At a glance, this feels like a pretty unlikely source for this kind of research. As the researchers cited in the study’s introduction, social media is one of the fastest methods of spreading information on matters of public health, and it played a critical role in informing the public during the COVID-19 pandemic.
Knowing which kind of social media ads are most effective is in their best interest – and ours, as beneficiaries of hopefully thriving public health.
The NIH Study Compared Positive, Negative, and Coactive Ads
This study compared the effectiveness of social media ads with positive, negative, and coactive tones, coactive meaning that both kinds of language were present.
Their methodology included deploying three ads on Facebook with identical designs, regarding the issue of clothing waste.
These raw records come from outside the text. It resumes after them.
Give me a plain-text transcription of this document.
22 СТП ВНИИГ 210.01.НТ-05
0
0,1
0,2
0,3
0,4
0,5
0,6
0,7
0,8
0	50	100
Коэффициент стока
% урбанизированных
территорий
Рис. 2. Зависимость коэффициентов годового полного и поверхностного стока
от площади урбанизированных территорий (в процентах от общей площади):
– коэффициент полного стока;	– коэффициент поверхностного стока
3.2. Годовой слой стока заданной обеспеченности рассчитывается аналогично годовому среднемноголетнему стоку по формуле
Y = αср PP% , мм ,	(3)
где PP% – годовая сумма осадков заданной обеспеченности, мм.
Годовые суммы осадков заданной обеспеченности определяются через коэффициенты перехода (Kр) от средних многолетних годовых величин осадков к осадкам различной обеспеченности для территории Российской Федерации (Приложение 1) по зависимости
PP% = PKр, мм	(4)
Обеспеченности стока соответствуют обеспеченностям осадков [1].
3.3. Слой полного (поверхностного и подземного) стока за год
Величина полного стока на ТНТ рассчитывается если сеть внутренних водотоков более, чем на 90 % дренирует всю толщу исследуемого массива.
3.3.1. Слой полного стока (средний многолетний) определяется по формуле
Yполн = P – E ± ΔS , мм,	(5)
The only difference was the copy. The ads linked to a charity, and the researchers kept track of data using Facebook’s A/B testing tool.
The positive ad read: Thanks to your donations, we can reduce the yearly 500,000 tonnes of clothes going to landfill.
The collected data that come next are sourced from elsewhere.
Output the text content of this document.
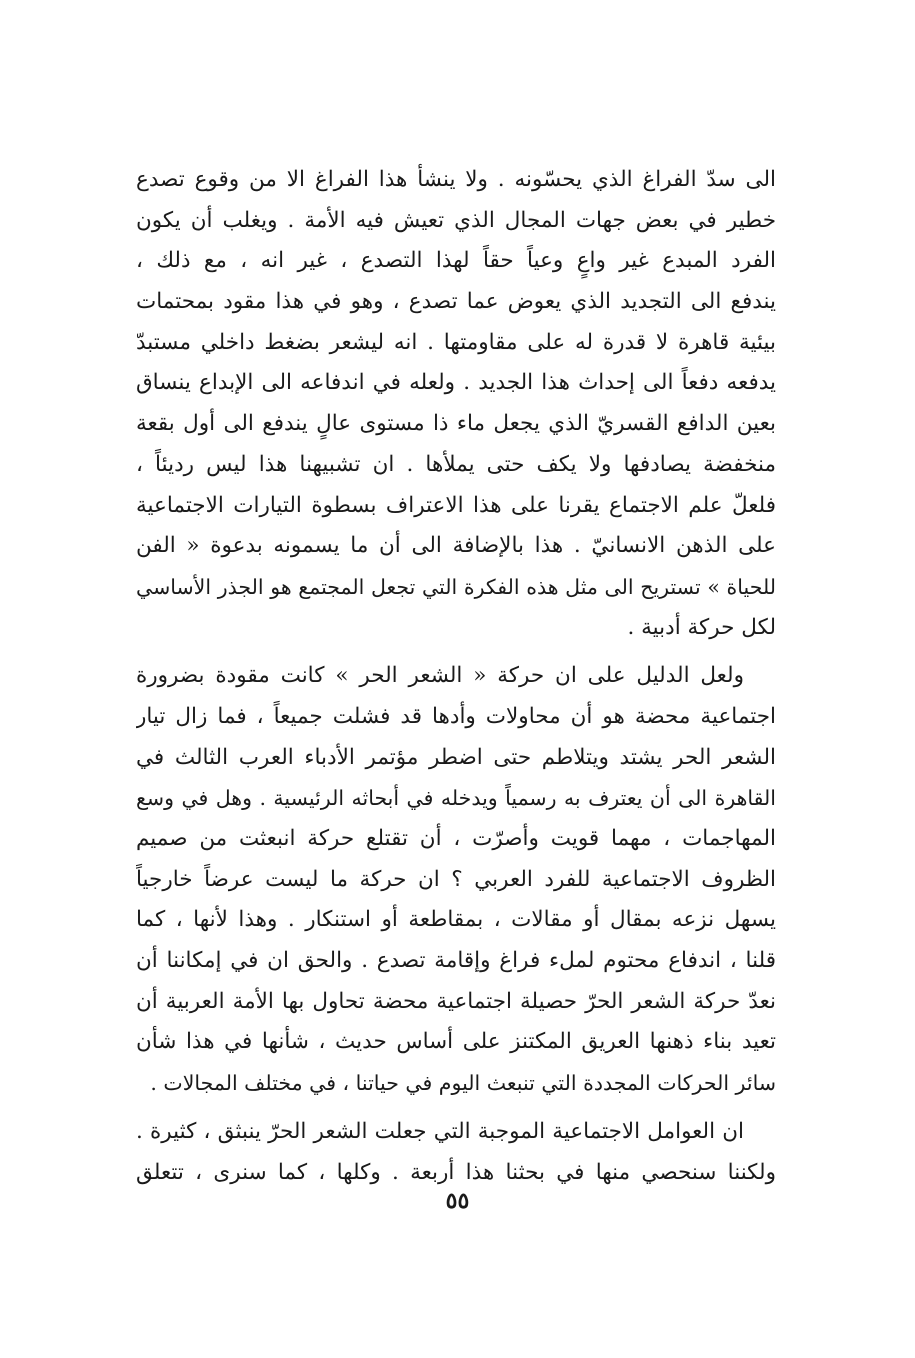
الى سدّ الفراغ الذي يحسّونه . ولا ينشأ هذا الفراغ الا من وقوع تصدع
خطير في بعض جهات المجال الذي تعيش فيه الأمة . ويغلب أن يكون
الفرد المبدع غير واعٍ وعياً حقاً لهذا التصدع ، غير انه ، مع ذلك ،
يندفع الى التجديد الذي يعوض عما تصدع ، وهو في هذا مقود بمحتمات
بيئية قاهرة لا قدرة له على مقاومتها . انه ليشعر بضغط داخلي مستبدّ
يدفعه دفعاً الى إحداث هذا الجديد . ولعله في اندفاعه الى الإبداع ينساق
بعين الدافع القسريّ الذي يجعل ماء ذا مستوى عالٍ يندفع الى أول بقعة
منخفضة يصادفها ولا يكف حتى يملأها . ان تشبيهنا هذا ليس رديئاً ،
فلعلّ علم الاجتماع يقرنا على هذا الاعتراف بسطوة التيارات الاجتماعية
على الذهن الانسانيّ . هذا بالإضافة الى أن ما يسمونه بدعوة « الفن
للحياة » تستريح الى مثل هذه الفكرة التي تجعل المجتمع هو الجذر الأساسي
لكل حركة أدبية .
ولعل الدليل على ان حركة « الشعر الحر » كانت مقودة بضرورة
اجتماعية محضة هو أن محاولات وأدها قد فشلت جميعاً ، فما زال تيار
الشعر الحر يشتد ويتلاطم حتى اضطر مؤتمر الأدباء العرب الثالث في
القاهرة الى أن يعترف به رسمياً ويدخله في أبحاثه الرئيسية . وهل في وسع
المهاجمات ، مهما قويت وأصرّت ، أن تقتلع حركة انبعثت من صميم
الظروف الاجتماعية للفرد العربي ؟ ان حركة ما ليست عرضاً خارجياً
يسهل نزعه بمقال أو مقالات ، بمقاطعة أو استنكار . وهذا لأنها ، كما
قلنا ، اندفاع محتوم لملء فراغ وإقامة تصدع . والحق ان في إمكاننا أن
نعدّ حركة الشعر الحرّ حصيلة اجتماعية محضة تحاول بها الأمة العربية أن
تعيد بناء ذهنها العريق المكتنز على أساس حديث ، شأنها في هذا شأن
سائر الحركات المجددة التي تنبعث اليوم في حياتنا ، في مختلف المجالات .
ان العوامل الاجتماعية الموجبة التي جعلت الشعر الحرّ ينبثق ، كثيرة .
ولكننا سنحصي منها في بحثنا هذا أربعة . وكلها ، كما سنرى ، تتعلق
٥٥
The negative ad read: Every year, 500,000 tonnes of clothes go to landfill. Stop drowning the planet.
The coactive ad read: The planet is drowning with 500,000 tonnes of clothes going to landfill every year. Do your part. Donate your clothes.
Each ad had the same call to action at the bottom, which read: Order your free donation bad [charity url]
The Negative Ad Performed Better in Nearly Every Metric
The data collected by-and-large points to the idea that negative ads are the best for gaining peoples’ attention and compelling them to act.
The negative ad received the most impressions with 8,224, the coactive ad was second with 7,878, and the positive ad came last with 7,803.
Three hundred twenty-three people clicked on the negative ad, 244 clicked on the positive ad, and 220 clicked on the coactive ad. This means the negative ad had by far the highest clickthrough rate with 3.93%. The positive ad was second with 3.13%, and the coactive ad was last with 2.79%. All were well above the 1.24% average for Facebook ads.
The negative ad also received the most comments (4), shares (5), and forms submitted to receive a clothing donation bag (16).
How This Should Shape Your Facebook Ads Strategy
It’s important to note that while this data is interesting, it’s one drop in the bucket of research on this subject. Experiments need to be scrutinized and replicated before they’re considered fact, so it’s hard to definitively say that negative ads are always more effective than positive ones.
There are many instances where ads with underlying messages of hope and optimism can be effective. If that’s been your strategy, then you shouldn’t completely abandon that for negative ads because of this research.
This study was only conducted on Facebook, where its researchers acknowledge that negative content “dominates.” They also cite sample size as a limitation of this study and that “mediators of effectiveness, such as prior attitude towards the issue, were not examined in this study.” It’s impossible to say with any certainty whether the perception of your business or the issue your nonprofit addresses would have the same effect as the perception of the issue in this study or if there’s even an effect at all.
If there’s one big takeaway from this study concerning how it should affect your social media strategy is the merit of A/B testing. For this particular set of ads, the one with negative messaging appears more effective, but that isn’t necessarily the case for your ads.
The only way to know for sure is to perform similar tests with your ads. Collecting data on differing ads allows you to make incremental changes and arrive at a more optimized ad for your business or nonprofit.